The image you're looking at above is obviously a turtle; so why does Google's AI register it as a gun? Researchers from MIT achieved this trick through something called adversarial image, which are images that have been purposely designed to fool image recognition software through the use of special patterns. This in turn makes an AI system confused into declaring that it’s seeing something completely different.

It's alarming that Google's image recognition AI can be tricked into believing a 3D printed turtle is a rifle. Why? Well, if artificial intelligence progresses to the level the industry sees it going, ranging from self-driving cars to even protecting human beings, an error may lead to severe consequences. For example, an autonomous car relies on machine intelligence, but if it doesn't qualify the sidewalk as part of the road, civilians are prone to serious injuries, as you can imagine.

“In this work, we definitively show that adversarial examples pose a real threat in the physical world. We propose a general-purpose algorithm for reliably constructing adversarial examples robust over any chosen distribution of transformations, and we demonstrate the efficacy of this algorithm in both the 2D and 3D case,” MIT researchers stated. “We succeed in producing physical-world 3D adversarial objects that are robust over a large, realistic distribution of 3D viewpoints, proving that the algorithm produces adversarial three-dimensional objects that are adversarial in the physical world.”

Google and Facebook are fighting back, however. The tech giants have released their own research that indicates they're looking into MIT’s adversarial image technique to discover methods of securing their AI systems.

Although society as a whole may look to completely put their faith into AI because of the progress that has been made in the field, to completely trust AI over human eyes is a troubling thought to entertain when you take this study by MIT into context.

“This work shows that adversarial examples pose a practical concern to neural network-based image classifiers,” they concluded.

    Clearly the result of an AI being in a liberal gun control echo chamber...

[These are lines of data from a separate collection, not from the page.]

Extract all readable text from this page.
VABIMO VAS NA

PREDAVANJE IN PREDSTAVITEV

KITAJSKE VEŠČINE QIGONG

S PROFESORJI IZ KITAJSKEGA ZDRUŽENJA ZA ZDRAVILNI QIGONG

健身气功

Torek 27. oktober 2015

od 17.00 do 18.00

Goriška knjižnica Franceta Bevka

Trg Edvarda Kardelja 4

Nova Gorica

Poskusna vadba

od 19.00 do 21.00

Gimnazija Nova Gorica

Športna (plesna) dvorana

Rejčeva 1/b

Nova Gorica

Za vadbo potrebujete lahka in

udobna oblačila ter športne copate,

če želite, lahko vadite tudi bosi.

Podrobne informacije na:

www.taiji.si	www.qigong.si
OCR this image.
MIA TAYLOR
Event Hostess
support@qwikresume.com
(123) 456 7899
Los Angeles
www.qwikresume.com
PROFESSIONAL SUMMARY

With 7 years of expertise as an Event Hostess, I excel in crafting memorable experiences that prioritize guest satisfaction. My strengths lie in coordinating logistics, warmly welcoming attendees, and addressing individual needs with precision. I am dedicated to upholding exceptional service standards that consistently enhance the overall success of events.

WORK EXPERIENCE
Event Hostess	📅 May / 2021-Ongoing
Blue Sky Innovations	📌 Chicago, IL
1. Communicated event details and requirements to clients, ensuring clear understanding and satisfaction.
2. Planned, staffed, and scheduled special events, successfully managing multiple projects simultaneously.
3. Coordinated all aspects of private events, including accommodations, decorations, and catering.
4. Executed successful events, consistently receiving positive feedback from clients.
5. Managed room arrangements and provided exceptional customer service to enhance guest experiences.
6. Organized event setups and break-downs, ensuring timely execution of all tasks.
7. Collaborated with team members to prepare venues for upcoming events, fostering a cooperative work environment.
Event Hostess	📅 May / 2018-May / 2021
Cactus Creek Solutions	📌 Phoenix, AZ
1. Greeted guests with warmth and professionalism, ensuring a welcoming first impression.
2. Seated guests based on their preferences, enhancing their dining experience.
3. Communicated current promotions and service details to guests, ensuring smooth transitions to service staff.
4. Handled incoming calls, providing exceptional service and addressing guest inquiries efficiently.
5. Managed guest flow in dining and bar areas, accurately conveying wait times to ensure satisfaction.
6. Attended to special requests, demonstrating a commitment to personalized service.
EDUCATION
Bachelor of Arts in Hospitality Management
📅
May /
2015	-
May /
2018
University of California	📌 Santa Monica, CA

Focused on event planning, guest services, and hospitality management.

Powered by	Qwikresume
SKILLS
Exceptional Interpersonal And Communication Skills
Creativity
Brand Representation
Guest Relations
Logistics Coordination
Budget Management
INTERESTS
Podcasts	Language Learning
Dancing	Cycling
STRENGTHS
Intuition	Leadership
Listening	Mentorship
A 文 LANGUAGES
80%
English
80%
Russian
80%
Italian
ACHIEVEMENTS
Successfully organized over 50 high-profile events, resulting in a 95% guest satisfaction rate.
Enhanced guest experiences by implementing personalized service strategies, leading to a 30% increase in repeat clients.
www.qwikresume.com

    J/K... sorry I couldn't help myself.
  • alextheblue
    They're on to me! Now I'll have to scuttle the entire 3D-printed Turtle GunRobot army! Maybe I'll use Penguins next time...

    Oh crap, my GunRobot design plans were deleted from Google Docs. Also they removed everything I've ever posted on YouTube with the words "stock" or "bump".
  • bit_user
    For example, an autonomous car relies on machine intelligence
    Self-driving cars tend to use multiple algorithms in parallel, each using different fundamental approaches. It seems unlikely that you could fool them all (especially without access to the source). And if you did, it would probably also fool humans, or at least look bizarre enough to attract attention.
  • lorfa
    Sure, but what's going on with Turtle #4 from the left in the top row? Its leg is coming out of its head..
  • bo cephas
    20339803 said:
    Sure, but what's going on with Turtle #4 from the left in the top row? Its leg is coming out of its head..
    You are looking at the underside of the turtle. It is flying away from you, banking to the left.

    Interpretation of images is an issue for people, too.

  • bit_user
    Thinking about it some more... it seems clever to use an object with some natural camouflage in order to hide the features that activate the classifier. For instance, in most of the turtle pictures, you can see what looks like a finger on a trigger, or the trigger and part of the stock.

    I have to wonder how well this can work if you don't use camouflage, which is just borrowing from a technique nature uses to do basically the same thing (i.e. fool a visual classifier). It seems like a pretty big crutch, since you could basically just be on the lookout for anything camouflaged that seems out-of-place. I'll bet it wouldn't be hard to build a classifier for that, which you could then use to reject other objects found within the camouflaged region.
  • Rob1C
    How to fool Google's self driving car:

  • randomizer
    Your eyes deceive you, don't trust them!